Medical Policy Group, July 2017 (6): Updates to Policy statement, added “Palate and mandible expansion devices do not meet medical criteria for coverage and are considered investigational for the treatment of OSA.”, Key Points, Coding, Key Words, Preventive Services Task Force and References.

Medical Policy Panel, June 2018

Medical Policy Group, July 2018 (6): Updates to Description, Policy statement (included REI/RDI) with no change to policy intent, Key Points and Practice Guidelines.

 

Medical Policy Panel, June 2019

Medical Policy Group, July 2019 (6): Updates to Description, Key Points, Practice Guidelines and Coding (A7028-A7039).

 

This medical policy is not an authorization, certification, explanation of benefits, or a contract. Eligibility and benefits are determined on a case-by-case basis according to the terms of the member’s plan in effect as of the date services are rendered. All medical policies are based on (i) research of current medical literature and (ii) review of common medical practices in the treatment and diagnosis of disease as of the date hereof. Physicians and other providers are solely responsible for all aspects of medical care and treatment, including the type, quality, and levels of care and treatment.

This policy is intended to be used for adjudication of claims (including pre-admission certification, pre-determinations, and pre-procedure review) in Blue Cross and Blue Shield’s administration of plan contracts.

The plan does not approve or deny procedures, services, testing, or equipment for our members. Our decisions concern coverage only. The decision of whether or not to have a certain test, treatment or procedure is one made between the physician and his/her patient. The plan administers benefits based on the member’s contract and corporate medical policies. Physicians should always exercise their best medical judgment in providing the care they feel is most appropriate for their patients.
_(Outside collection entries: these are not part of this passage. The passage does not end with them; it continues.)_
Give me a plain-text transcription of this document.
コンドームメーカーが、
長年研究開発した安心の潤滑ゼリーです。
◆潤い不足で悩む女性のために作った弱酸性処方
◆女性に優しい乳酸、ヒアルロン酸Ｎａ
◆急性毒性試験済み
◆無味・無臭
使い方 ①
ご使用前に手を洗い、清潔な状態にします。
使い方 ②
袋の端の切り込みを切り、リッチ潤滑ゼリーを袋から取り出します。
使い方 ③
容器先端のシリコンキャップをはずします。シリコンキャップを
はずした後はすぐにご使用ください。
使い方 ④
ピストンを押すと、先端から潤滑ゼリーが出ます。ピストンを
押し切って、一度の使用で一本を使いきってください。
Needed care should not be delayed or refused because of a coverage determination.

As a general rule, benefits are payable under health plans only in cases of medical necessity and only if services or supplies are not investigational, provided the customer group contracts have such coverage.

The following Association Technology Evaluation Criteria must be met for a service/supply to be considered for coverage:

1. The technology must have final approval from the appropriate government regulatory bodies;

2. The scientific evidence must permit conclusions concerning the effect of the technology on health outcomes;

3. The technology must improve the net health outcome;

4. The technology must be as beneficial as any established alternatives;

5. The improvement must be attainable outside the investigational setting.

Medical Necessity means that health care services (e.g., procedures, treatments, supplies, devices, equipment, facilities or drugs) that a physician, exercising prudent clinical judgment, would provide to a patient for the purpose of preventing, evaluating, diagnosing or treating an illness, injury or disease or its symptoms, and that are:

1. In accordance with generally accepted standards of medical practice; and

2. Clinically appropriate in terms of type, frequency, extent, site and duration and considered effective for the patient’s illness, injury or disease; and

3. Not primarily for the convenience of the patient, physician or other health care provider; and

4. Not more costly than an alternative service or sequence of services at least as likely to produce equivalent therapeutic or diagnostic results as to the diagnosis or treatment of that patient’s illness, injury or disease.